China has become a global leader in the development of environmentally sustainable buildings, trailing only the United States in the number of buildings certified to be green projects under the planet’s most widely used rating system.
China’s 13th Five-Year Plan included a mandate for green building development, requiring at least 50 per cent of all newly constructed buildings between 2016 and 2020 to be green building certified.
The plan also set a target of 2 billion square metres of new green space to be built between 2016 and 2020.
At the end of 2016, there were more than 520 million square metres of building space in China considered to be green, across 336 cities.
A research report by global commercial real estate agency CBRE showed landlords in China have increasingly embraced the Leadership in Energy and Environment Design (LEED) standard, which was developed by the US Green Building Council.
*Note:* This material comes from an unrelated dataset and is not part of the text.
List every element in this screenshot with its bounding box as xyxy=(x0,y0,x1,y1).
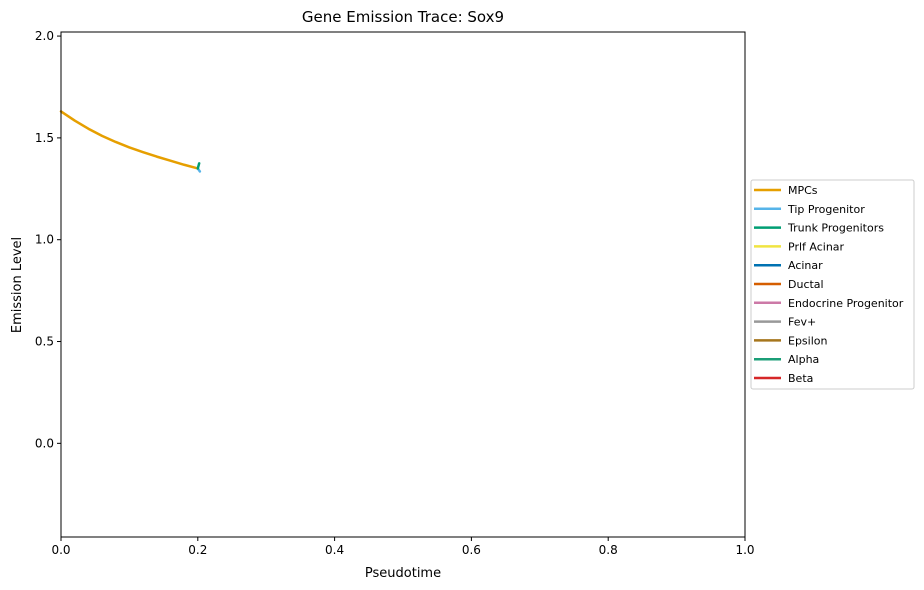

The LEED certification assesses a building on its energy and water use, the materials it is constructed out of and its waste management facilities.
Since 2015, the total amount of LEED certified space in China had increased by 135 per cent, CBRE said, making it the largest market outside of the United States.
More than 80 per cent of LEED certified space in China is commercial space, comprising office buildings or retail developments.
The increase in LEED-certified space is highly correlated to the influx of new office supply in tier one and tier two cities.
CBRE data shows that more than 17 million sqm of new commercial space was developed across 17 major Chinese cities between 2015 and 2017, 1.6 times more than the new supply that was developed from 2010 to 2014.
“Highly competitive market conditions, along with an increased sense of corporate responsibility, has led to the LEED certification becoming a competitive differentiator to attract tenants,” the CBRE report said.
Beijing, Shanghai and Chongqing lead China in LEED certification, with Beijing the first Chinese city to accumulate more than 10 million square metres of certified space.
Major developers which have become leaders in sustainable development in recent years include SOHO China, Excellence Group, Sino Ocean Group and Ping An.
CBRE’s research showed landlords in China that achieved LEED certification attracted a 25 per cent rental premium compared with general buildings, while also achieving higher occupancy rates.
Average occupancy rates over the past four quarters of buildings with LEED certification was 81.7 per cent, CBRE said, 1.5 per cent higher than that of traditional offices.
Occupancy of LEED platinum developments – the highest level of certification – was 10 per cent higher than traditional offices.
The sustainable development trend also has marked effects on employee well-being, with 92 per cent of respondents to a CBRE survey reporting their new space created a positive effect on health, and 94 per cent reporting increased business performance.
Further growth in sustainable development in China is expected in coming years, driven largely by ‘green finance’ principles, part of the country’s economic restructuring strategy.
Last year, China issued its first green bonds, with that market rapidly growing to $US36.2 billion by the end of 2016, according to the China Green Bond Market Report.
However, most of those green bonds have been invested in renewable energy and transport, leaving considerable upside for the real estate sector.
Chinese domestic developer Longfor Properties is seeking to alter that trend, after issuing two batches of green bonds in the first quarter of 2017 to finance green building projects in Chonqing and Shanghai.
“As the government continues to de-leverage and tighten regulations on the real estate market, green finance has become an innovative form of finance for developers,” CBRE said.